En un movimiento sin precedentes, Estados Unidos y Japón han coordinado una intervención cambiaria para debilitar deliberadamente la moneda japonesa, aunque el mercado sugiere que el impacto será temporal.
El yen japonés ha vuelto a registrar cifras históricas de debilidad frente al dólar, superando los 163 unidades por dólar, tras una acción conjunta de la Reserva Federal (Fed) y el Banco de Japón. Esta intervención, que involucra la inyección de miles de millones de dólares en el mercado de divisas, busca frenar la depreciación de la moneda asiática, que se ha convertido en un activo de financiamiento barato para el carry trade global.
Según analistas de Morgan Stanley, la estrategia de la Fed y el Banco de Japón se centra en reforzar la credibilidad de la defensa del yen mediante mensajes explícitos y acciones coordinadas. Sin embargo, la reacción inmediata del mercado ha mostrado que una operación puntual no es suficiente para alterar los fundamentales que sostienen la debilidad de la moneda.

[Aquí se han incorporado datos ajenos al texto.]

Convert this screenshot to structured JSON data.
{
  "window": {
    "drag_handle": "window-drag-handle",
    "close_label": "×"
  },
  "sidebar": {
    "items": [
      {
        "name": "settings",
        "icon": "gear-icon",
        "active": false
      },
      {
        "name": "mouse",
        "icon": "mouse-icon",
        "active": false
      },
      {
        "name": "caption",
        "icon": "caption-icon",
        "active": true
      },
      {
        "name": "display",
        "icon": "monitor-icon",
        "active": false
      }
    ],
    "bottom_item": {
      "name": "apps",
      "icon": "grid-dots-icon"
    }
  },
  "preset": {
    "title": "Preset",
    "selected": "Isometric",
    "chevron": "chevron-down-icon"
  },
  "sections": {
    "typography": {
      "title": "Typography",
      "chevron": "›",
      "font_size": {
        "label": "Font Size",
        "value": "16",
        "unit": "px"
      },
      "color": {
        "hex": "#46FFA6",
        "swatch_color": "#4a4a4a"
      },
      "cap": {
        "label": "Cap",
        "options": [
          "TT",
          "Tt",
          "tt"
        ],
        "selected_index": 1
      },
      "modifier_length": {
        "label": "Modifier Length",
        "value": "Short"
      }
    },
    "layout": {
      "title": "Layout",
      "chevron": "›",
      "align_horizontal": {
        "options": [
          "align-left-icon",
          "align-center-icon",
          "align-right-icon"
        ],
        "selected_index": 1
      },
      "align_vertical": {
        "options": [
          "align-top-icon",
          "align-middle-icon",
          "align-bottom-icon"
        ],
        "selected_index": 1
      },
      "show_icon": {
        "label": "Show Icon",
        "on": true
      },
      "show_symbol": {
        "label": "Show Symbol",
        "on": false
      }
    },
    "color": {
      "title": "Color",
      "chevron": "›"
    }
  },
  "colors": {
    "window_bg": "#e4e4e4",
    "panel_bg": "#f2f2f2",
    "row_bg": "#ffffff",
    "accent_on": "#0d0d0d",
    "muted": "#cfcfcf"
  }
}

El papel del carry trade y la volatilidad
El yen ha servido como fuente de financiamiento barata para el carry trade, influyendo directamente en los rendimientos de la deuda estadounidense y la volatilidad de carteras globales. La combinación de una acción conjunta y un mensaje explícito buscó reforzar la credibilidad de la defensa del yen, aunque la reacción posterior del mercado mostró que una operación puntual no modifica por sí sola los diferenciales de tasas que sostienen la debilidad de la moneda.
La Fed, el Banco de Japón y el carry trade definirán el próximo movimiento de la moneda. Si bien la intervención busca estabilizar la situación, la tendencia de fondo persiste, impulsada por las expectativas de una política más restrictiva del Banco de Japón y, sobre todo, tasas estadounidenses más bajas que podrían fortalecer al yen en el futuro.